New this time is Brendan Gleeson, in a gleefully ominous role, and Miranda Richardson, a hoot as the worst kind of gossiping reporter. Also new is a slinky, serpentine Ralph Fiennes as the evil Voldemort himself, in the trappings of what is surely one of the most creepily designed movie villains of all time, right up there with Hannibal Lecter and Darth Vader. He’s truly terrifying.

Mike Newell directs with a sumptuous eye for color and detail. This is a pure visual delight that strikes the perfect balance between the storybook tableaus of Columbus and the dense and busy camerawork of Cuarón. The colors are vivid with eye-popping earth tones and gorgeously magical, ethereal even, bright blues. The tone is fluid, skipping effortlessly from creeping horror, pounding thrills, melodrama, laughs, tears and kisses and back again. Hogwarts feels the most like a real school this time with the emotions, playfulness, and drama of real high school students.

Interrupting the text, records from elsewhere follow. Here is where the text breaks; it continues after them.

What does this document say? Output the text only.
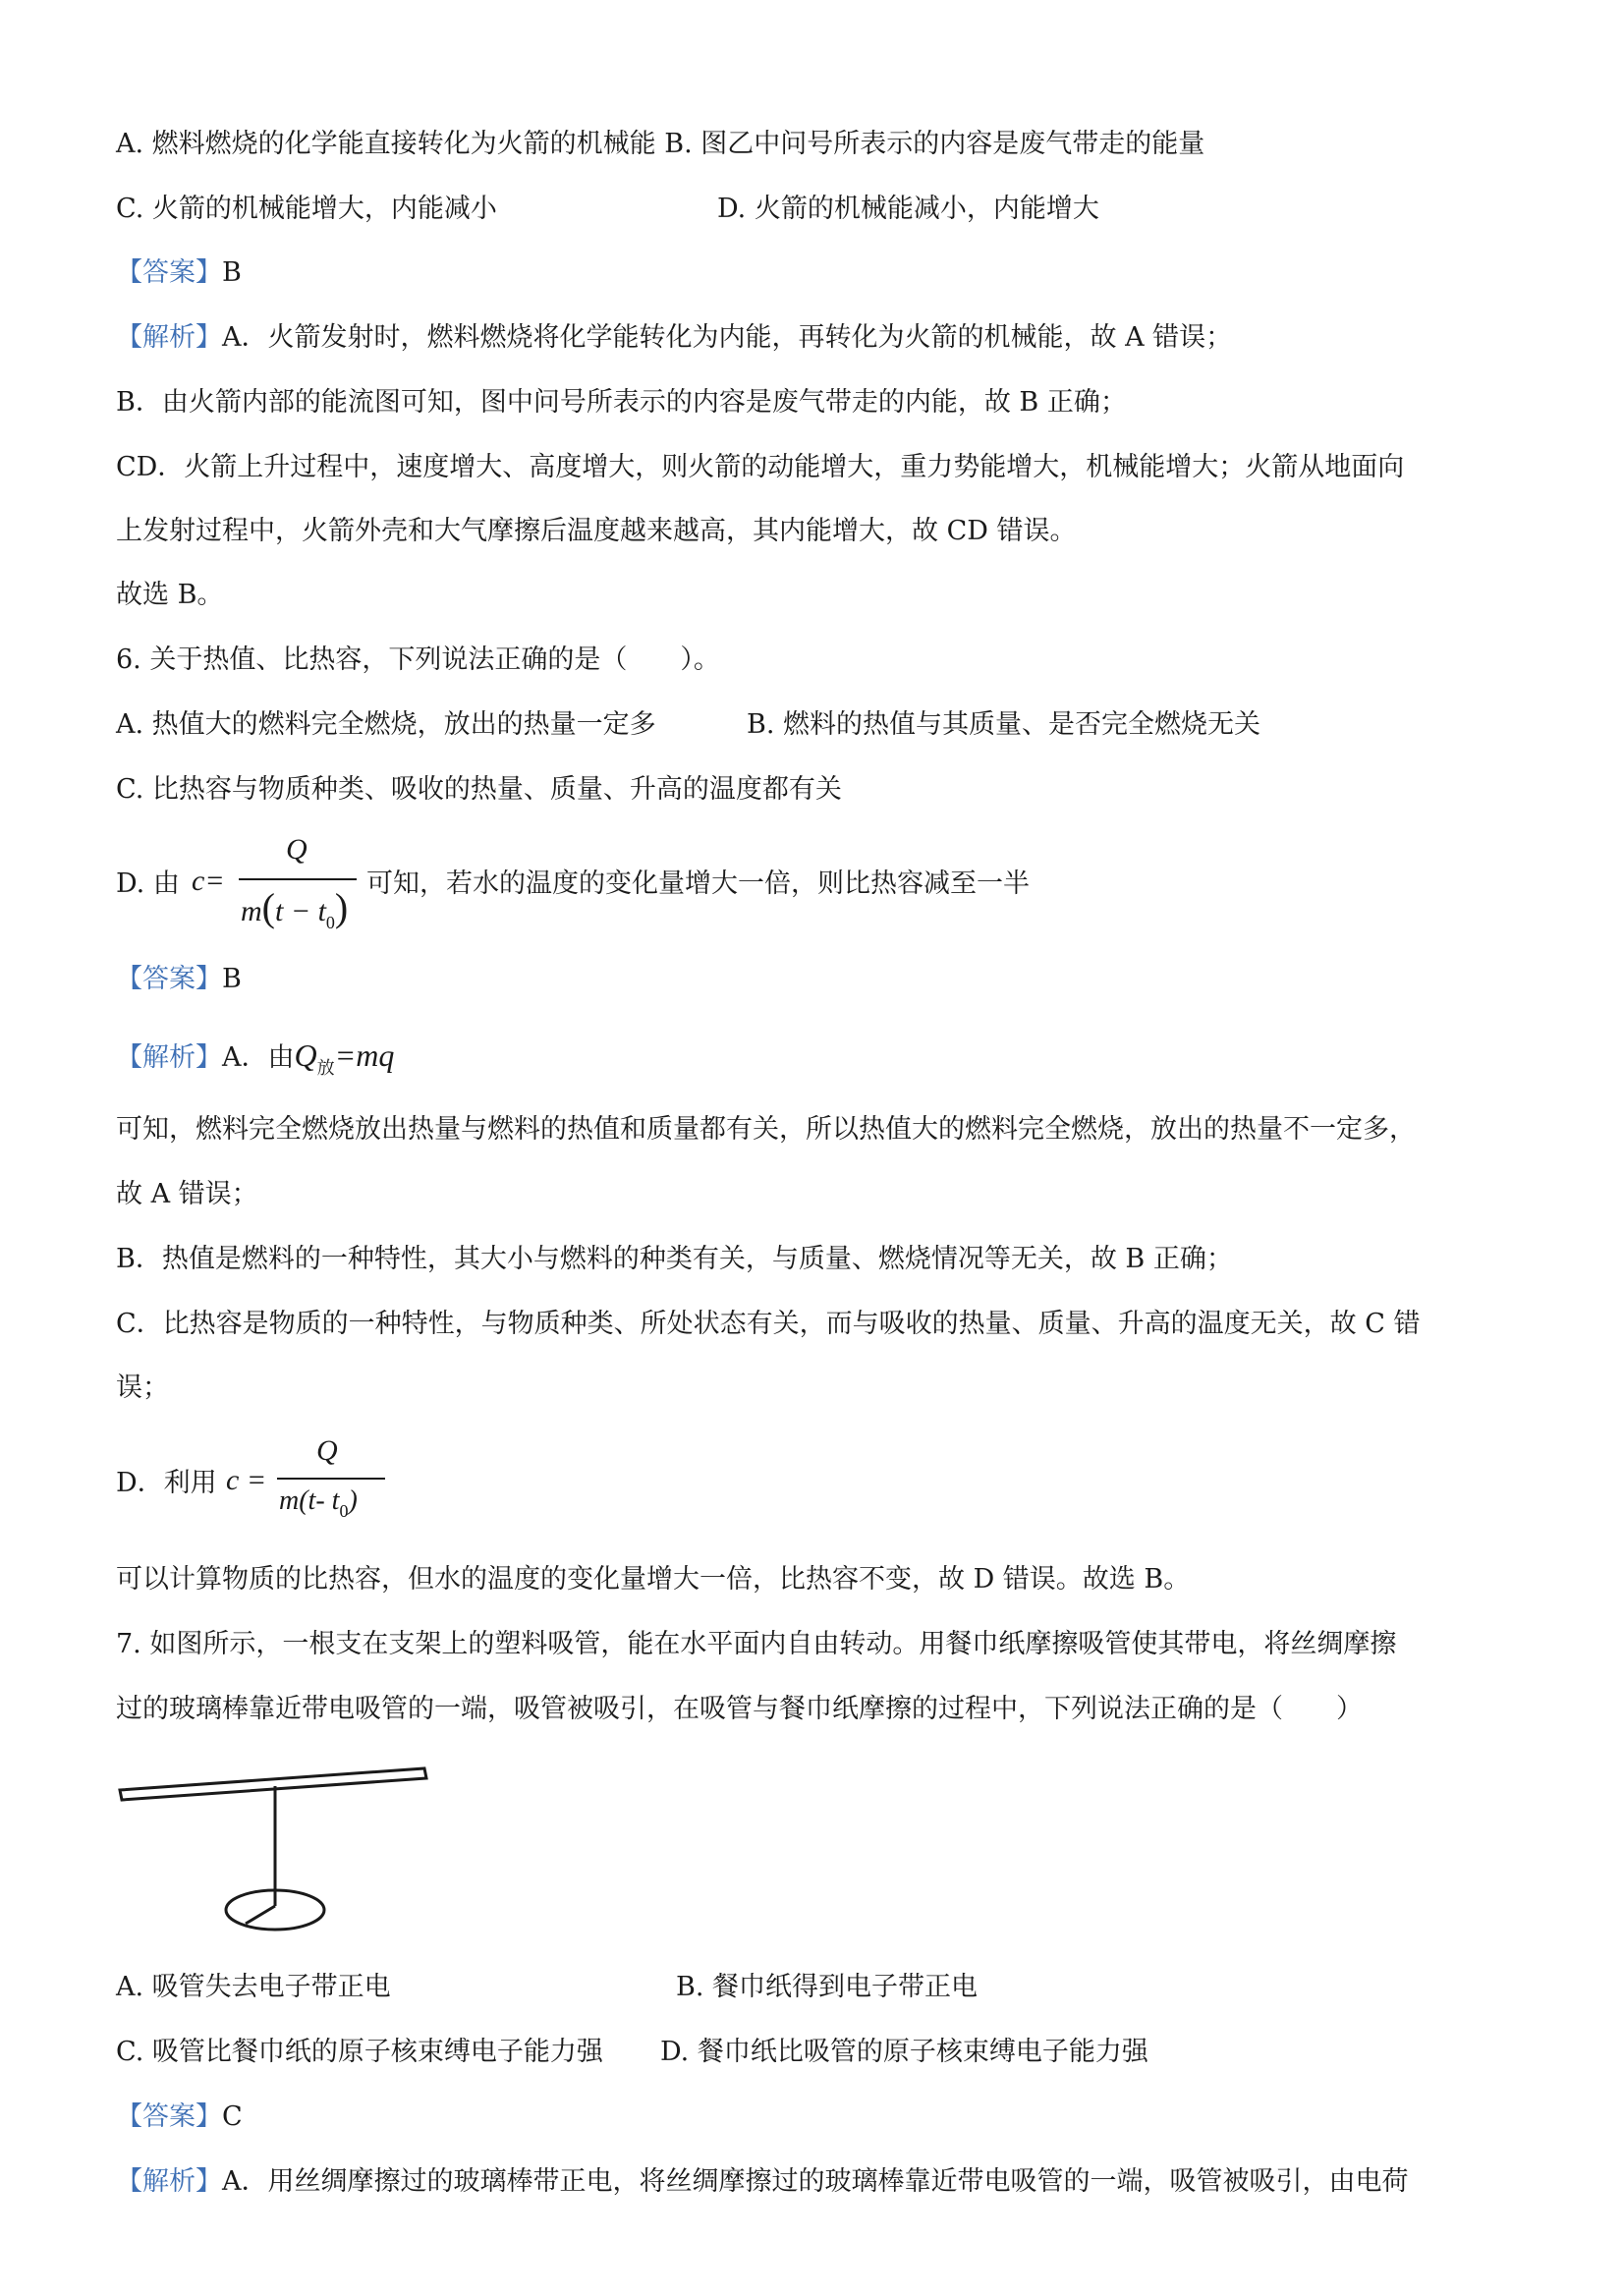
A. 燃料燃烧的化学能直接转化为火箭的机械能 B. 图乙中问号所表示的内容是废气带走的能量
C. 火箭的机械能增大，内能减小	D. 火箭的机械能减小，内能增大
【答案】B
【解析】A．火箭发射时，燃料燃烧将化学能转化为内能，再转化为火箭的机械能，故 A 错误；
B．由火箭内部的能流图可知，图中问号所表示的内容是废气带走的内能，故 B 正确；
CD．火箭上升过程中，速度增大、高度增大，则火箭的动能增大，重力势能增大，机械能增大；火箭从地面向
上发射过程中，火箭外壳和大气摩擦后温度越来越高，其内能增大，故 CD 错误。
故选 B。
6. 关于热值、比热容，下列说法正确的是（　　）。
A. 热值大的燃料完全燃烧，放出的热量一定多	B. 燃料的热值与其质量、是否完全燃烧无关
C. 比热容与物质种类、吸收的热量、质量、升高的温度都有关
D. 由 c=
Q
$m(t - t_0)$
可知，若水的温度的变化量增大一倍，则比热容减至一半
【答案】B
【解析】A．由$Q_放=mq$
可知，燃料完全燃烧放出热量与燃料的热值和质量都有关，所以热值大的燃料完全燃烧，放出的热量不一定多，
故 A 错误；
B．热值是燃料的一种特性，其大小与燃料的种类有关，与质量、燃烧情况等无关，故 B 正确；
C．比热容是物质的一种特性，与物质种类、所处状态有关，而与吸收的热量、质量、升高的温度无关，故 C 错
误；
D．利用 c =
Q
m(t- $t_0$)
可以计算物质的比热容，但水的温度的变化量增大一倍，比热容不变，故 D 错误。故选 B。
7. 如图所示，一根支在支架上的塑料吸管，能在水平面内自由转动。用餐巾纸摩擦吸管使其带电，将丝绸摩擦
过的玻璃棒靠近带电吸管的一端，吸管被吸引，在吸管与餐巾纸摩擦的过程中，下列说法正确的是（　　）
A. 吸管失去电子带正电	B. 餐巾纸得到电子带正电
C. 吸管比餐巾纸的原子核束缚电子能力强 D. 餐巾纸比吸管的原子核束缚电子能力强
【答案】C
【解析】A．用丝绸摩擦过的玻璃棒带正电，将丝绸摩擦过的玻璃棒靠近带电吸管的一端，吸管被吸引，由电荷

This is the most involving, the most fulfilling as a motion picture. It moves so fast, while still retaining both clarity and breathing room, I could have watched for much longer. It’s also the most expansive, the most dynamic, and the most dangerously menacing of the first four films. This is the Potter films at their best, successfully balancing while riding the lines between child and adult, fun and scary, tragic and tragicomic perfectly while also managing to capture Rowling’s tome’s tone.

Note: John Williams sits this installment out; that year alone he’d already scored Star Wars: Episode III, Memoirs of a Geisha, Munich, and War of the Worlds. He’s greatly missed, even though his replacement, Patrick Doyle, uses a few of Williams’ themes and creates some nice musical moments of his own.